No, we’re not there yet, and, yes, the House action to limit cost-of-living increases to teacher and state worker pension benefits came just one day after the Senate rejected pension benefit cuts. But the strong House showing — a 66-50 vote — followed by encouraging remarks by Speaker Michael Madigan offered real hope that the two-week legislative break could indeed, as state Sen. Matt Murphy of Palatine said, “let people back out of their entrenched positions and see another way” when they all return to Springfield next month.

The barrier of entrenched positions is no small one for this heavily politicized crisis. It can rise up at the most unexpected times — as it did Tuesday when businessman and presumed gubernatorial candidate Bruce Rauner lashed out at Gov. Pat Quinn for insisting on ironclad guarantees that the state adhere to its obligations in whatever solution emerges.

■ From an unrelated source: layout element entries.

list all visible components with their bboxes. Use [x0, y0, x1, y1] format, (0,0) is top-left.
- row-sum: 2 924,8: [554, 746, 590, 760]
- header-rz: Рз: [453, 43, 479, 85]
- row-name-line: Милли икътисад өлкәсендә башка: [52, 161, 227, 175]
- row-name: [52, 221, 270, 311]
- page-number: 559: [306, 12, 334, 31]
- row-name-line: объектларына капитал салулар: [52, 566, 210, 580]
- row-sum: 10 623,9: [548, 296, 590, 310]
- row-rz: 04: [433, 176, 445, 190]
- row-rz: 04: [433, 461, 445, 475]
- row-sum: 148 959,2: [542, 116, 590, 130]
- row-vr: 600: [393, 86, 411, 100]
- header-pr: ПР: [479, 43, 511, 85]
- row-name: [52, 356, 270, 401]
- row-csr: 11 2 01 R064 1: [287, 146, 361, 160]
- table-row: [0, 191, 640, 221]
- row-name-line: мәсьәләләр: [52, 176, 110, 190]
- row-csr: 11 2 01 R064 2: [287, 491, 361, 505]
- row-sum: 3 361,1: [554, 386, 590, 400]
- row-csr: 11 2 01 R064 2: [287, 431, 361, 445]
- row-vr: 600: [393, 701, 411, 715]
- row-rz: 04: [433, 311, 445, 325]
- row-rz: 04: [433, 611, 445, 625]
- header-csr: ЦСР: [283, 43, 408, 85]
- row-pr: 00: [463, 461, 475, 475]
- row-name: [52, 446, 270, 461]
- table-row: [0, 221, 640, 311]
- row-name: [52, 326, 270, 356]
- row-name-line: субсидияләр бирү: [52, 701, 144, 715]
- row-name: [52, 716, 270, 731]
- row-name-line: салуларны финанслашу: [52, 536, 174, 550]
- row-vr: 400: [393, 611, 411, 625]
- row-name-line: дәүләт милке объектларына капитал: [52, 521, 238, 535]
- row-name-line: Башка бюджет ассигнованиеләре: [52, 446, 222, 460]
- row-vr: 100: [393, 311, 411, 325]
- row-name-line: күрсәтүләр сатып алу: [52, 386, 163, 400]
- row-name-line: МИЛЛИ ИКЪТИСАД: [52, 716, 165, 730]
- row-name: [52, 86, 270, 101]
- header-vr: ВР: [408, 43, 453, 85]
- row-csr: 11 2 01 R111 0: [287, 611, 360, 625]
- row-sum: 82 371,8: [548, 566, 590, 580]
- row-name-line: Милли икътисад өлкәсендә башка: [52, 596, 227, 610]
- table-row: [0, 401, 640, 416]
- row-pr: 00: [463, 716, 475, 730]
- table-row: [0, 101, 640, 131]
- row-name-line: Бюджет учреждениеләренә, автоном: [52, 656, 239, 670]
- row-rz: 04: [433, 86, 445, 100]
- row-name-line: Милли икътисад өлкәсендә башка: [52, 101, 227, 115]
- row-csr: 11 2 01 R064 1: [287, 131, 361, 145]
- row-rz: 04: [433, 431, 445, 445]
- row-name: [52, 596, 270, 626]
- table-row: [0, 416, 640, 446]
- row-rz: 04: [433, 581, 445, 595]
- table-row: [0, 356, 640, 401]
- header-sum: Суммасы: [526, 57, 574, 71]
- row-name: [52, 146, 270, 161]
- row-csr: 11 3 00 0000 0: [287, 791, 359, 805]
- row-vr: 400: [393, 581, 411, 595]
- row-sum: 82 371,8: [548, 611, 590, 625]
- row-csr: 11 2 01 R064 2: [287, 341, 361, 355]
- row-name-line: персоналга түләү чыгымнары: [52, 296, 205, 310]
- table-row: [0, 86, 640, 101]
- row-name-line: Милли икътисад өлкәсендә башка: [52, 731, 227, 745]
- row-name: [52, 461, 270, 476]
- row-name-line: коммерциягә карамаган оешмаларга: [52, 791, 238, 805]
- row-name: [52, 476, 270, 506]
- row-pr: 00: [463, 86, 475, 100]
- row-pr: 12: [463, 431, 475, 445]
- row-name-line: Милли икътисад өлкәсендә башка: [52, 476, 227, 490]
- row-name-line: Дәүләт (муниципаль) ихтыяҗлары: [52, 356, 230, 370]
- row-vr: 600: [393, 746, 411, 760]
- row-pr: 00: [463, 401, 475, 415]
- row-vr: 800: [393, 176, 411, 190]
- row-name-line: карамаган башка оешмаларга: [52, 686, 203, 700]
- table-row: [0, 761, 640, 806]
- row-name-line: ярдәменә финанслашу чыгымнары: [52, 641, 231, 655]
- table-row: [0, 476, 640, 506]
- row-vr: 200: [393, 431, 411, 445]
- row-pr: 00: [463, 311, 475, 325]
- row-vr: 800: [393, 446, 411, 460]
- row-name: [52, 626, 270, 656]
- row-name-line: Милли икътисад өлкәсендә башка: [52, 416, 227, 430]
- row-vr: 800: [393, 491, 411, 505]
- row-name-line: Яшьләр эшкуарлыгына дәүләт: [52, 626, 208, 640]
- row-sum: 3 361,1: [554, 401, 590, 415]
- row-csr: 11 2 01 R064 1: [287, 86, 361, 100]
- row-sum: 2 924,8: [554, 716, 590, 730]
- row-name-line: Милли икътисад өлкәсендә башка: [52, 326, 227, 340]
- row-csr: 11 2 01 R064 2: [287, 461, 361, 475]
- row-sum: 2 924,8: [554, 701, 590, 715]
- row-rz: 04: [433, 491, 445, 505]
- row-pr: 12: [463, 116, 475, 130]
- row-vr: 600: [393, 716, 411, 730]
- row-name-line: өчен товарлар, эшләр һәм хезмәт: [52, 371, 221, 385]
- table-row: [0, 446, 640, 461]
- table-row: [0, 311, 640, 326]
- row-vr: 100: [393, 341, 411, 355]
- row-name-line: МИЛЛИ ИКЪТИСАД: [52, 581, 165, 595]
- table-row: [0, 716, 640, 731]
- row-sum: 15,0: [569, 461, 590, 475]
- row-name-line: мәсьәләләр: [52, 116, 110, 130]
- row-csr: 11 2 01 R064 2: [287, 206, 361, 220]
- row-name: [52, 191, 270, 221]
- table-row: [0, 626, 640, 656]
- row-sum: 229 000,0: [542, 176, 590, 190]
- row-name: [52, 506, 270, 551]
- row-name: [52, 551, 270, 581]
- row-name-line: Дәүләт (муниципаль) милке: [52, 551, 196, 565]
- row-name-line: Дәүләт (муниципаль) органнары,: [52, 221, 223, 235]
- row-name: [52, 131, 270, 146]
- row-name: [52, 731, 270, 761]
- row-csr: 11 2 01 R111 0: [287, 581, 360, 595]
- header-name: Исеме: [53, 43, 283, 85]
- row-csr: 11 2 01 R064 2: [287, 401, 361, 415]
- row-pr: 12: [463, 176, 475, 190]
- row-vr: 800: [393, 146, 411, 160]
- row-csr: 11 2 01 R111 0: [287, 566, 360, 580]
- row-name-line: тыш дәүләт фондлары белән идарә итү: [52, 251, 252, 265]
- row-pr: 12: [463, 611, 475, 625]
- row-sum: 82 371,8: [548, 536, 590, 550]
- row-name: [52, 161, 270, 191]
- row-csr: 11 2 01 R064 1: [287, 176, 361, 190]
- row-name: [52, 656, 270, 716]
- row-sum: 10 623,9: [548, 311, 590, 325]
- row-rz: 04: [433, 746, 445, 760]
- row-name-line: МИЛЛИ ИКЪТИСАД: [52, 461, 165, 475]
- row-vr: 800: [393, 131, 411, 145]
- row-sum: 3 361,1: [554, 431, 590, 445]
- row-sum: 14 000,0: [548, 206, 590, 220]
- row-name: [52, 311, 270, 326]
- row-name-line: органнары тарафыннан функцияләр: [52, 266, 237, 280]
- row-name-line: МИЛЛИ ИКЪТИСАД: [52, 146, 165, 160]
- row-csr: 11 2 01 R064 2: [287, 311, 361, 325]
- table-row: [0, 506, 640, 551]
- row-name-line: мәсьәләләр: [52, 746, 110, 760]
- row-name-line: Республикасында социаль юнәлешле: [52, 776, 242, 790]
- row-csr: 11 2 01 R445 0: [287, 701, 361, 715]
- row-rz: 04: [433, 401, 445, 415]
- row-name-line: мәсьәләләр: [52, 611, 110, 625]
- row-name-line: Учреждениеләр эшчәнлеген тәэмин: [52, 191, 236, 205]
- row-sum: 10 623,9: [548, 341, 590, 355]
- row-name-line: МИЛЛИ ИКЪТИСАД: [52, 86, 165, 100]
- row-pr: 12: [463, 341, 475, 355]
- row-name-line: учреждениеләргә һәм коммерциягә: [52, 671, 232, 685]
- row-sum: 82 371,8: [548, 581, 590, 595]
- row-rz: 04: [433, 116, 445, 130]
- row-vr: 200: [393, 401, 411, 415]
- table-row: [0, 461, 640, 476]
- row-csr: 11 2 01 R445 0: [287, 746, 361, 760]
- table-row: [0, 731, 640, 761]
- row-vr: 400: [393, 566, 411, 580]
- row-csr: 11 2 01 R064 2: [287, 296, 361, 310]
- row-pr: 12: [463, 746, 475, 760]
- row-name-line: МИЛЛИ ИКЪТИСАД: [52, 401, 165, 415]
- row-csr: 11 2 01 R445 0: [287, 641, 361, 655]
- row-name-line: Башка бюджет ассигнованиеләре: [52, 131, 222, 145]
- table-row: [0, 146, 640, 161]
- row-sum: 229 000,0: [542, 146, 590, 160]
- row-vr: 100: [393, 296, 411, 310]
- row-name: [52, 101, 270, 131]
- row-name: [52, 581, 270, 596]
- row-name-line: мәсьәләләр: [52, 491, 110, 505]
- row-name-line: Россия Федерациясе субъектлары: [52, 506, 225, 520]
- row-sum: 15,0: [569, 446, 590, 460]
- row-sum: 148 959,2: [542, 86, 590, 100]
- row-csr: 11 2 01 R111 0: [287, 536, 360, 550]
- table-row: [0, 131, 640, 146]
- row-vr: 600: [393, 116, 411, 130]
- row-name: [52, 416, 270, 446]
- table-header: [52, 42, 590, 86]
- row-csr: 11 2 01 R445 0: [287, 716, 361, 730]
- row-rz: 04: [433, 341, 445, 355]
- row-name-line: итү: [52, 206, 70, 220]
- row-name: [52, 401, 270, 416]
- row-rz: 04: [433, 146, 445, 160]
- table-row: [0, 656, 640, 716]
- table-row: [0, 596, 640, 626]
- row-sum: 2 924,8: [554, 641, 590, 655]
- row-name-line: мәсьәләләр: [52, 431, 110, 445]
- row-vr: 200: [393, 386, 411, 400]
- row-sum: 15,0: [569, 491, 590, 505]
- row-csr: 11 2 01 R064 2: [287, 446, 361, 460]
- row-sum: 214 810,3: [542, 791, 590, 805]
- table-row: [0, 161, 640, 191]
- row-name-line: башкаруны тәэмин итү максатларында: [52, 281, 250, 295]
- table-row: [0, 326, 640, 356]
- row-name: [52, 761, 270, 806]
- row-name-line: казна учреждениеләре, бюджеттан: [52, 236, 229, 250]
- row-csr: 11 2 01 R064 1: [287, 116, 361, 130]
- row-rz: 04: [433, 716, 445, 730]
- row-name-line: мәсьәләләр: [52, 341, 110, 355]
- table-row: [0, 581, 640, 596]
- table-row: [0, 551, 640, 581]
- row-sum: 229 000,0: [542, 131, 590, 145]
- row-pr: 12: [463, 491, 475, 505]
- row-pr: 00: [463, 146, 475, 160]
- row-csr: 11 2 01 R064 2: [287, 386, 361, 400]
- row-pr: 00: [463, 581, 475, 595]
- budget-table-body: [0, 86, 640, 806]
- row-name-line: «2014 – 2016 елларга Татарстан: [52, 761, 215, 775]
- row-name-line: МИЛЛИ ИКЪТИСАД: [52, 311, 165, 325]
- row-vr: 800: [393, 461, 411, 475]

Considering that the state’s shorted and skipped payments were a key contributor to the near-$100 billion pension shortfall, it’s hard to imagine how Quinn’s remarks could be perceived as anything but emphasizing the obvious. Yet, Rauner somehow found a way to see someone vowing to keep the state’s promises as “a lackey to the government union bosses.”

But political barriers can be overcome — again, sometimes from the most unexpected corners. Witness here the three-year AFSCME contract Quinn negotiated that produced minimal raises for government workers and health care concessions large enough to save the state at least half a billion dollars.

On pensions, the unions still have some distance to travel to get beyond proposals that so far have relied mostly on higher taxes. But they’ve shown they are capable of making the journey. With the House’s latest action leading the way, maybe even they will come around and acknowledge the need to share in the sacrifices everyone will have to make in order to clean up the pension mess.

To this point, the Senate’s “entrenched position” has been a steadfast conviction that the House proposals cannot pass constitutional muster. That’s no insignificant fear. But insofar as almost any solution but a tax hike appears headed for court scrutiny, it also doesn’t need to stand in the way of a reasonable compromise.

The House took an important step when it acknowledged that compromise must include COLA limits. The governor made an important point when he emphasized the state must keep its promises. Let’s hope all the legislative leaders can take us the rest of the way when they get back to work next month.